Son 10 yılın en gizemli vakalarından biri Maura Murray, aniden profesörlerine var olmayan bir “aile acil durumu” hakkında e-posta atan, Vermont’taki kiralık bir kat mülkiyetine google’da yol tarifi veren ve New Hampshire’da küçük bir araba kazası geçirdikten sonra sonsuza kadar ortadan kaybolan bir üniversite öğrencisi.
Maura’nın kaybolmasına kadar geçen gün ve saatlerdeki öngörülemeyen davranışları yüzünden bu davanın koşulları çok tuhaf. Hiçbir arkadaşı, ailesi ya da öğretmeninin nereye gittiği ya da neden okula ani bir ara verdiği hakkında bir fikri yok. O zamanlar, Maura için eğlenceli bir macera gibi görünebilirdi, ancak yol boyunca zararla karşılaştığında, kimsenin nereye gittiğini veya onu nerede arayacağı olduğunu bilmediğini fark ettiğinde kesinlikle bir panik anı vardı. Daha da kötüsü, ailesi onun okulda olduğunu düşündüğünden ve arkadaşları ailevi bir acil durum için izin aldığına inandığından, insanların kaybolduğunu hemen fark etmeyeceğini biliyordu.
Maura Murray Davası ve Rust Creek
Bu, şu anda Netflix’in yayın içeriğinde ilk 10’da yer alan Rust Creek‘in konusu. Filmde, ana karakter Sawyer da nereye gittiğini kimseye söylemeden üniversiteden ayrılır. Ailesine Şükran Günü tatili için kampüste kalacağını söyler ve arkadaşlarına ailesiyle kutlamak için eve gideceğini söyler. Yalnız bir kırsal yolda arabasından indiğinde ve bazı kötü niyetli yerlilerle karşılaşma şansı olduğunda, kaybolduğunu fark eden kimse yoktur.
Sawyer şanslı. Arabası çabucak terk edilmiş olarak bildiriliyor ve yerel şerif araştırmaya gidiyor. Polis araç ruhsatını aradığında Sawyer’ın neden o bölgede olduğunu bilen ailesine ulaşırlar. Bu arada Sawyer, metamfetamin pişirme operasyonuna rastladığı ve öldürülmediği sürece onları ele vereceğinden endişelenen suçlular tarafından avlanır.
İnsanlar uzun zamandır Maura Murray’in kayboluşunun New Hampshire kırsalında bir araba kazası geçirdikten sonra biriyle tesadüfen karşılaşmasından kaynaklanan bir fırsat suçu olabileceğini teoriler ürettiler. Belki de, Rust Creek‘teki gibi yerel bir adam yol kenarında tek başına bir kız görmüş ve kötü niyetleri varken “yardım” teklif etmek için kenara çekmiş. Belki de daha önce kadınları kaçıran biri tarafından tökezleme şansızlığı vardı. Belki de görmemesi gereken bir şey görmüştür. Görgü tanıkları onu yolun kenarında gördüğünden beri Maura bir daha hiç görülmedi.

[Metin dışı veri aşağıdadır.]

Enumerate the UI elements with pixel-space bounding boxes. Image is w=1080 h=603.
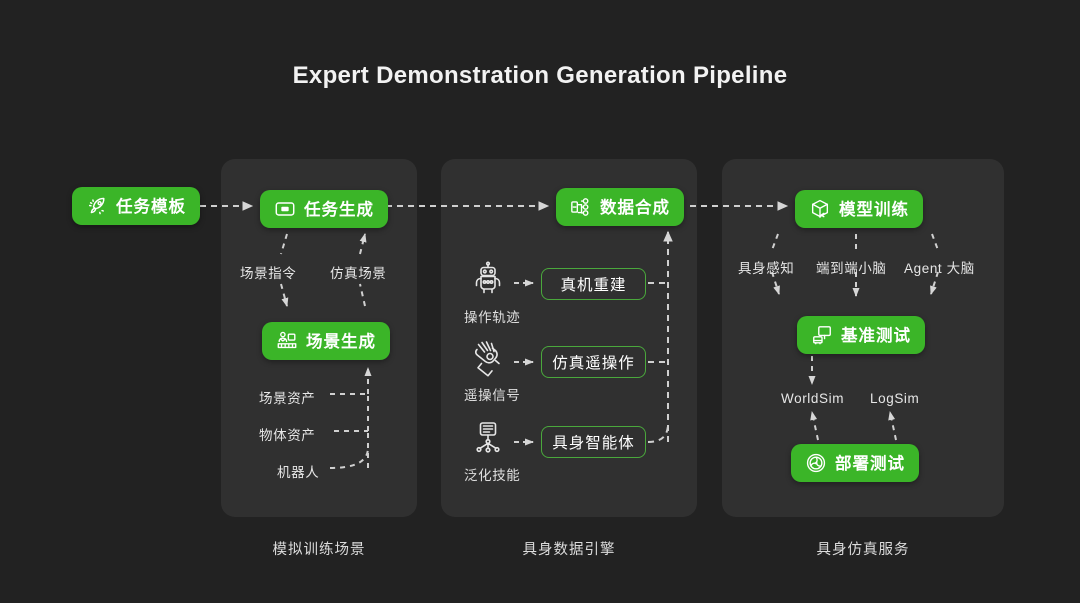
node-model-training[interactable]: 模型训练 bbox=[795, 190, 923, 228]
label-robot: 机器人 bbox=[277, 461, 319, 481]
node-data-synthesis[interactable]: 数据合成 bbox=[556, 188, 684, 226]
label-embodied-perception: 具身感知 bbox=[738, 257, 794, 277]
node-sim-teleoperation[interactable]: 仿真遥操作 bbox=[541, 346, 646, 378]
label-generalized-skill: 泛化技能 bbox=[464, 464, 520, 484]
node-task-template[interactable]: 任务模板 bbox=[72, 187, 200, 225]
caption-simulation-training: 模拟训练场景 bbox=[221, 538, 417, 559]
node-label: 数据合成 bbox=[600, 200, 670, 217]
glove-hand-icon bbox=[468, 338, 508, 378]
node-label: 场景生成 bbox=[306, 334, 376, 351]
robot-icon bbox=[468, 260, 508, 300]
label-scene-asset: 场景资产 bbox=[259, 387, 315, 407]
node-embodied-agent[interactable]: 具身智能体 bbox=[541, 426, 646, 458]
node-label: 基准测试 bbox=[841, 328, 911, 345]
node-real-machine-rebuild[interactable]: 真机重建 bbox=[541, 268, 646, 300]
swirl-circle-icon bbox=[805, 452, 827, 474]
diagram-canvas: Expert Demonstration Generation Pipeline bbox=[0, 0, 1080, 603]
node-label: 模型训练 bbox=[839, 202, 909, 219]
scene-person-icon bbox=[276, 330, 298, 352]
skill-network-icon bbox=[468, 418, 508, 458]
data-sync-icon bbox=[570, 196, 592, 218]
node-label: 任务生成 bbox=[304, 202, 374, 219]
label-object-asset: 物体资产 bbox=[259, 424, 315, 444]
caption-embodied-data-engine: 具身数据引擎 bbox=[441, 538, 697, 559]
cube-arrow-icon bbox=[809, 198, 831, 220]
template-frame-icon bbox=[274, 198, 296, 220]
label-end-to-end-cerebellum: 端到端小脑 bbox=[816, 257, 887, 277]
node-benchmark-test[interactable]: 基准测试 bbox=[797, 316, 925, 354]
label-operation-trajectory: 操作轨迹 bbox=[464, 306, 520, 326]
node-deployment-test[interactable]: 部署测试 bbox=[791, 444, 919, 482]
monitor-icon bbox=[811, 324, 833, 346]
label-sim-scene: 仿真场景 bbox=[330, 262, 386, 282]
page-title: Expert Demonstration Generation Pipeline bbox=[0, 62, 1080, 90]
rocket-icon bbox=[86, 195, 108, 217]
label-worldsim: WorldSim bbox=[781, 391, 844, 406]
node-scene-generation[interactable]: 场景生成 bbox=[262, 322, 390, 360]
caption-embodied-sim-service: 具身仿真服务 bbox=[722, 538, 1004, 559]
node-label: 任务模板 bbox=[116, 199, 186, 216]
node-task-generation[interactable]: 任务生成 bbox=[260, 190, 388, 228]
node-label: 部署测试 bbox=[835, 456, 905, 473]
label-teleop-signal: 遥操信号 bbox=[464, 384, 520, 404]
label-scene-command: 场景指令 bbox=[240, 262, 296, 282]
label-agent-brain: Agent 大脑 bbox=[904, 257, 975, 277]
label-logsim: LogSim bbox=[870, 391, 919, 406]
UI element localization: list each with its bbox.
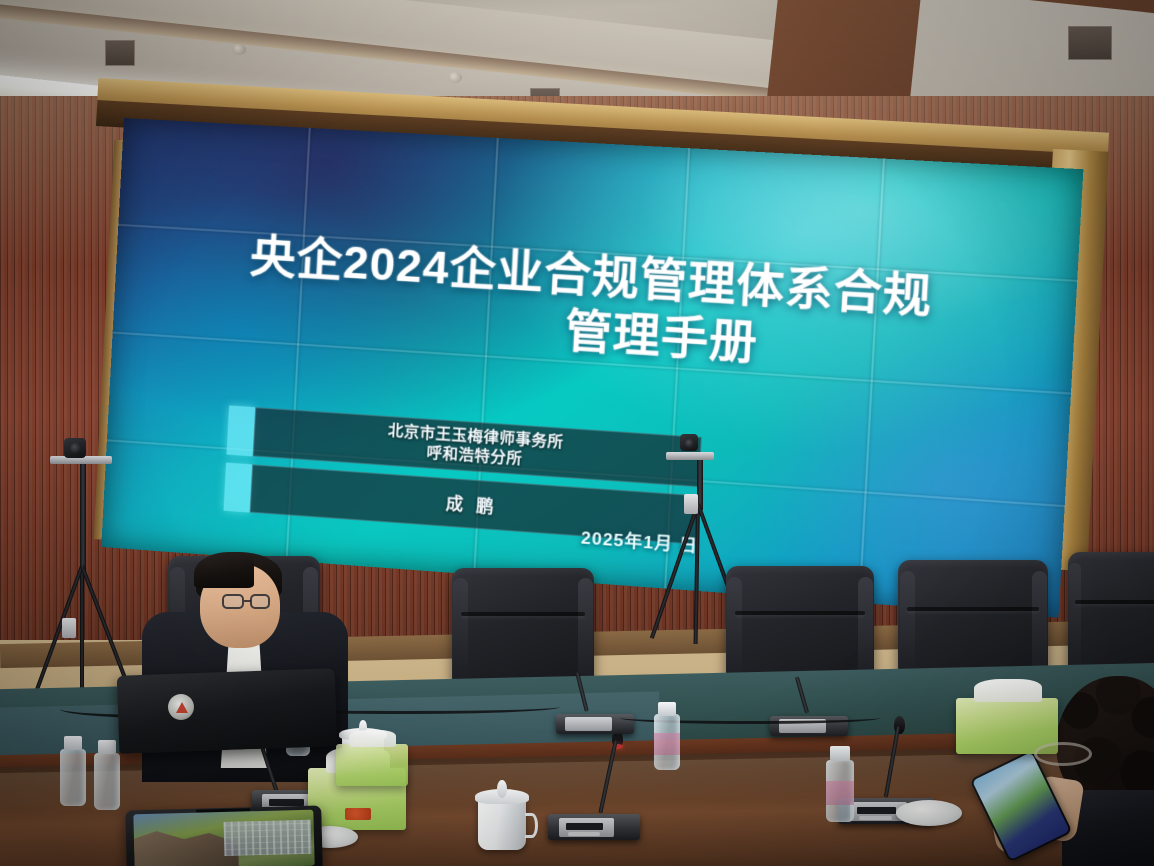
tissue-box-logo [345, 808, 370, 820]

İlginçtir ki, Rust Creek aslında kendi gerçek hikayesine dayanıyor. Filmin yapımcısı Stu Pollard’ın kendi ülkesine yakın bir çağrısı vardı. Üniversite çağındayken Pollard, “eve dönmek için arabamla gittiğini ama nereye gittiğimi ya da beni beklememi kimseye söylemediğini” söylüyor. Maryland’de korkunç bir kar fırtınasına yakalandım ve kimsenin nerede olduğumu bilmediğini fark ettim. Bir uyanış anıydı. İlk defa kendi ölümlülüğümü fark ettim.”
Filmin gerçek hayattaki Maura Murray davasıyla hiçbir bağlantısı yok. İzlerken benzerlikler beni etkiledi. Şans karşılaşmaları diyebiliriz ve Maura’nın hikayesi, yanlış zamanda yanlış yerde olan genç kadınlar oldukları için yaşadıkları Sawyer’a benzer olabilir.